Mais je possède aussi des biens de proscrits ! Oui, et c’est là le plus grand de ses crimes, qu’il n’y ait eu, ni pour moi, ni pour personne, de sûreté à rester fidèle à la justice. Mais ce qu’alors j’ai acheté par crainte, ce dont j’ai versé le prix, j’offre de le rendre aux légitimes propriétaires : mon intention est de ne pas souffrir que personne soit riche de la dépouille de ses concitoyens.

VI. C’en est bien assez d’avoir supporté les effets inévitables de nos fureurs, d’avoir vu les armées romaines en venir entre elles aux mains, d’avoir tourné contre nous-mêmes les armes que nous aurions dû diriger contre l’étranger. Mettons un terme aux crimes, à tous ces honteux égarements. Mais lui, loin de se repentir, il les compte au nombre de ses titres de gloire, et, si l’on n’y mettait ordre, il recommencerait avec encore plus d’emportement.

Et déjà je ne suis plus en doute de ce que vous pensez de lui, mais bien du parti que vous oserez prendre : je crains qu’en vous attendant les uns les autres pour mettre la main à l’œuvre vous ne soyez victimes, je ne dis pas de sa puissance (elle n’a plus ni réalité ni consistance), mais de votre inaction ; il vous préviendra, et fera ainsi voir au monde qu’il a autant de bonheur que d’audace.

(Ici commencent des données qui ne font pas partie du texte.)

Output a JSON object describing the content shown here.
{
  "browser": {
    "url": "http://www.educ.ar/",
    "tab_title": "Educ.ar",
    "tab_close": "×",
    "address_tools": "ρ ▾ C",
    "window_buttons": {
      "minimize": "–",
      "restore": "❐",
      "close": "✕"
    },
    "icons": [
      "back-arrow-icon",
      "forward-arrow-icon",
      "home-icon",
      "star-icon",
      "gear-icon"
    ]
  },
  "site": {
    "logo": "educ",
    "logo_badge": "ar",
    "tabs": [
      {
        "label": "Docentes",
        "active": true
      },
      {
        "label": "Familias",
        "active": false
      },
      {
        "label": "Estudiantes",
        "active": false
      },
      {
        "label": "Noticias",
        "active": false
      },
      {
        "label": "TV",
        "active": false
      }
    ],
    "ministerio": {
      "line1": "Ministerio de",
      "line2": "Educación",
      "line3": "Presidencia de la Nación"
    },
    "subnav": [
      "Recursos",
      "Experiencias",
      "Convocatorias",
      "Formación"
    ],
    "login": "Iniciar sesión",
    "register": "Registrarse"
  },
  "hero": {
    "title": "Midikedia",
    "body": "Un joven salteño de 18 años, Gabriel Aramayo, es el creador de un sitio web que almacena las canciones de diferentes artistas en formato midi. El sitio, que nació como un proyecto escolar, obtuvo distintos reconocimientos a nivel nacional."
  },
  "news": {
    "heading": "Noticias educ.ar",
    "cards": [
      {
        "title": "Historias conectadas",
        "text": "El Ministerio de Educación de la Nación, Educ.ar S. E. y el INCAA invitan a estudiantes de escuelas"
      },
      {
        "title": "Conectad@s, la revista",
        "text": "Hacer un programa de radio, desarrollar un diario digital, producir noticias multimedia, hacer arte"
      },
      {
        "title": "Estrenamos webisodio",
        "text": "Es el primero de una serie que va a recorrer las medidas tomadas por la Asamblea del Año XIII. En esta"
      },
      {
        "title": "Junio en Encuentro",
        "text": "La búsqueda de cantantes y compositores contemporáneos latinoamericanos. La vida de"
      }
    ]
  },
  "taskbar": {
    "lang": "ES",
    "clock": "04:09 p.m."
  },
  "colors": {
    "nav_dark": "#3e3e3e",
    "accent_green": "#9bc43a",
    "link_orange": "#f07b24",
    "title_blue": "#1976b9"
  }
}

En effet, à l’exception de quelques satellites déshonorés, qui donc est satisfait du présent ? ou bien, qui ne désire voir tout changer, si l’on n’abuse pas de la victoire ? Seraient-ce les soldats dont le sang a coulé pour enrichir un Tarrula, un Scyrrus, les plus détestables des esclaves ? Sont-ce des citoyens auxquels on a préféré, pour les magistratures, un Fusidius, l’opprobre de son sexe et des dignités qu’il dégrade ?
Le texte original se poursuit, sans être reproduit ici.